Microheterogeneity of Serum β‐Hexosaminidase in Chronic Alcohol Abusers in a Driver's License Regranting Program

Abstract

Carbohydrate-deficient transferrin (CDT) is one of the best indicators for chronic alcohol abuse and detection of relapse. In this study, we explore the microheterogeneity of β-hexosaminidase (β-HEX) in chronic alcohol abusers in the framework of a driver's license regranting program.
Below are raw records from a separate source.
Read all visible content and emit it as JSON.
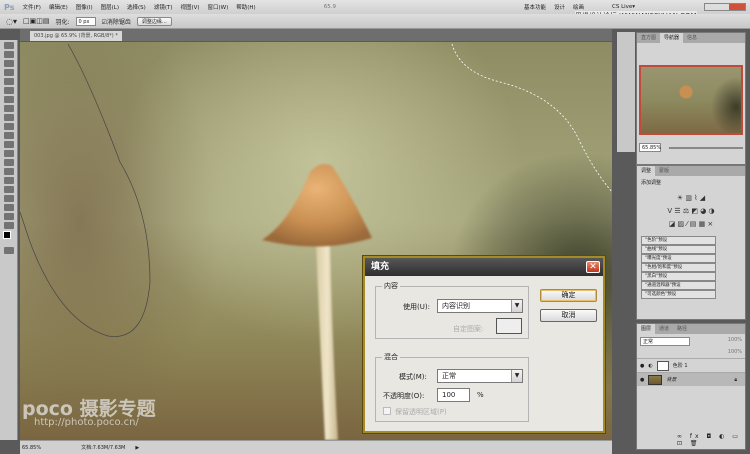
{
  "menubar": {
    "logo": "Ps",
    "items": [
      "文件(F)",
      "编辑(E)",
      "图像(I)",
      "图层(L)",
      "选择(S)",
      "滤镜(T)",
      "视图(V)",
      "窗口(W)",
      "帮助(H)"
    ],
    "zoom": "65.9",
    "workspaces": [
      "基本功能",
      "设计",
      "绘画"
    ],
    "cslive": "CS Live▾",
    "watermark": "思缘设计论坛 WWW.MISSYUAN.COM"
  },
  "options": {
    "feather_label": "羽化:",
    "feather_value": "0 px",
    "antialias_label": "消除锯齿",
    "refine_edge": "调整边缘..."
  },
  "document": {
    "tab": "003.jpg @ 65.9% (背景, RGB/8*) *",
    "watermark_logo": "poco 摄影专题",
    "watermark_url": "http://photo.poco.cn/"
  },
  "status": {
    "zoom": "65.85%",
    "doc": "文档:7.63M/7.63M"
  },
  "navigator": {
    "tabs": [
      "直方图",
      "导航器",
      "信息"
    ],
    "zoom": "65.85%"
  },
  "adjustments": {
    "tabs": [
      "调整",
      "蒙版"
    ],
    "title": "添加调整",
    "presets": [
      "\"色阶\"预设",
      "\"曲线\"预设",
      "\"曝光度\"预设",
      "\"色相/饱和度\"预设",
      "\"黑白\"预设",
      "\"通道混和器\"预设",
      "\"可选颜色\"预设"
    ]
  },
  "layers": {
    "tabs": [
      "图层",
      "通道",
      "路径"
    ],
    "blend": "正常",
    "opacity": "100%",
    "fill": "100%",
    "items": [
      {
        "name": "色阶 1"
      },
      {
        "name": "背景"
      }
    ]
  },
  "dialog": {
    "title": "填充",
    "contents_legend": "内容",
    "use_label": "使用(U):",
    "use_value": "内容识别",
    "custom_pattern": "自定图案:",
    "blend_legend": "混合",
    "mode_label": "模式(M):",
    "mode_value": "正常",
    "opacity_label": "不透明度(O):",
    "opacity_value": "100",
    "percent": "%",
    "preserve": "保留透明区域(P)",
    "ok": "确定",
    "cancel": "取消"
  }
}
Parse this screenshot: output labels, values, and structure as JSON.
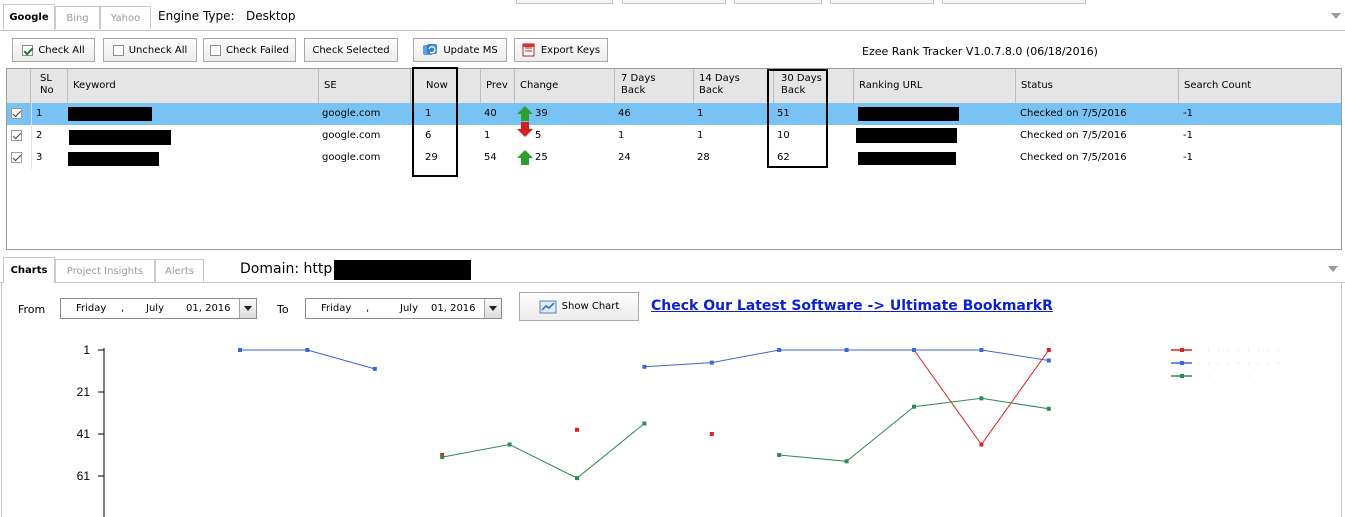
{
  "engine_tabs": [
    {
      "label": "Google",
      "active": true
    },
    {
      "label": "Bing",
      "active": false
    },
    {
      "label": "Yahoo",
      "active": false
    }
  ],
  "engine_type_label": "Engine Type:",
  "engine_type_value": "Desktop",
  "toolbar": {
    "check_all": "Check All",
    "uncheck_all": "Uncheck All",
    "check_failed": "Check Failed",
    "check_selected": "Check Selected",
    "update_ms": "Update MS",
    "export_keys": "Export Keys"
  },
  "version": "Ezee Rank Tracker V1.0.7.8.0 (06/18/2016)",
  "grid": {
    "headers": {
      "sl_no": "SL No",
      "keyword": "Keyword",
      "se": "SE",
      "now": "Now",
      "prev": "Prev",
      "change": "Change",
      "d7": "7 Days Back",
      "d14": "14 Days Back",
      "d30": "30 Days Back",
      "ranking_url": "Ranking URL",
      "status": "Status",
      "search_count": "Search Count"
    },
    "rows": [
      {
        "sl": "1",
        "se": "google.com",
        "now": "1",
        "prev": "40",
        "change": "39",
        "change_dir": "up",
        "d7": "46",
        "d14": "1",
        "d30": "51",
        "status": "Checked on 7/5/2016",
        "count": "-1",
        "checked": true,
        "selected": true
      },
      {
        "sl": "2",
        "se": "google.com",
        "now": "6",
        "prev": "1",
        "change": "5",
        "change_dir": "down",
        "d7": "1",
        "d14": "1",
        "d30": "10",
        "status": "Checked on 7/5/2016",
        "count": "-1",
        "checked": true,
        "selected": false
      },
      {
        "sl": "3",
        "se": "google.com",
        "now": "29",
        "prev": "54",
        "change": "25",
        "change_dir": "up",
        "d7": "24",
        "d14": "28",
        "d30": "62",
        "status": "Checked on 7/5/2016",
        "count": "-1",
        "checked": true,
        "selected": false
      }
    ]
  },
  "bottom_tabs": [
    {
      "label": "Charts",
      "active": true
    },
    {
      "label": "Project Insights",
      "active": false
    },
    {
      "label": "Alerts",
      "active": false
    }
  ],
  "domain_label": "Domain: http:",
  "from_label": "From",
  "to_label": "To",
  "from_date": {
    "day": "Friday",
    "sep": ",",
    "month": "July",
    "date": "01, 2016"
  },
  "to_date": {
    "day": "Friday",
    "sep": ",",
    "month": "July",
    "date": "01, 2016"
  },
  "show_chart": "Show Chart",
  "promo_link": "Check Our Latest Software -> Ultimate BookmarkR",
  "chart_data": {
    "type": "line",
    "yticks": [
      1,
      21,
      41,
      61
    ],
    "ylim": [
      1,
      80
    ],
    "y_inverted": true,
    "x_count": 13,
    "series": [
      {
        "color": "#e02020",
        "values": [
          null,
          null,
          null,
          51,
          null,
          39,
          null,
          41,
          null,
          null,
          1,
          46,
          1
        ]
      },
      {
        "color": "#3a66db",
        "values": [
          1,
          1,
          10,
          null,
          null,
          null,
          9,
          7,
          1,
          1,
          1,
          1,
          6
        ]
      },
      {
        "color": "#2e8b57",
        "values": [
          null,
          null,
          null,
          52,
          46,
          62,
          36,
          null,
          51,
          54,
          28,
          24,
          29
        ]
      }
    ]
  },
  "legend_colors": [
    "#e02020",
    "#3a66db",
    "#2e8b57"
  ]
}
Studies have shown that increased serum activity of β-HEX B (isoforms P, I, and B) may be a sensitive marker for chronic alcohol abuse. Here, we describe methodology, limitations, and correlation of β-HEX isoforms with CDT. CDT was assayed at the central laboratory of the Ghent University Hospital by capillary zone electrophoresis, measured on the Capillarys 2™ system and was expressed as a percentage of total serum transferrin (%CDT). Serum of chronic alcohol abusers was compared to nonheavy drinkers using agarose gel isoelectric focusing (IEF). Total β-HEX activity was assayed fluorimetrically following preparative IEF in 81 subjects. β-HEX isoforms were investigated and compared between nonheavy drinkers and heavy drinkers. Agarose gel IEF shows additional cathodal bands in serum of chronic alcohol abusers. Mean total β-HEX activity between pH 6.8 and 7.7, designated as HEX-7, showed the highest correlation with %CDT (r = 0.70, p < 0.0001, n = 68). In a selected subgroup, where CDT could not be quantified (n = 13) because of an atypical electropherogram, HEX-7 was in concordance with either estimated %CDT value or liver enzyme activities. In this proof-of-concept study, we introduce a novel approach to quantify β-HEX isoforms using preparative IEF and fluorimetry. A highly significant correlation of HEX-7 and %CDT has been found. Because of exclusion of the P isoform, HEX-7 could be a useful supplementary marker for detecting chronic alcohol abuse.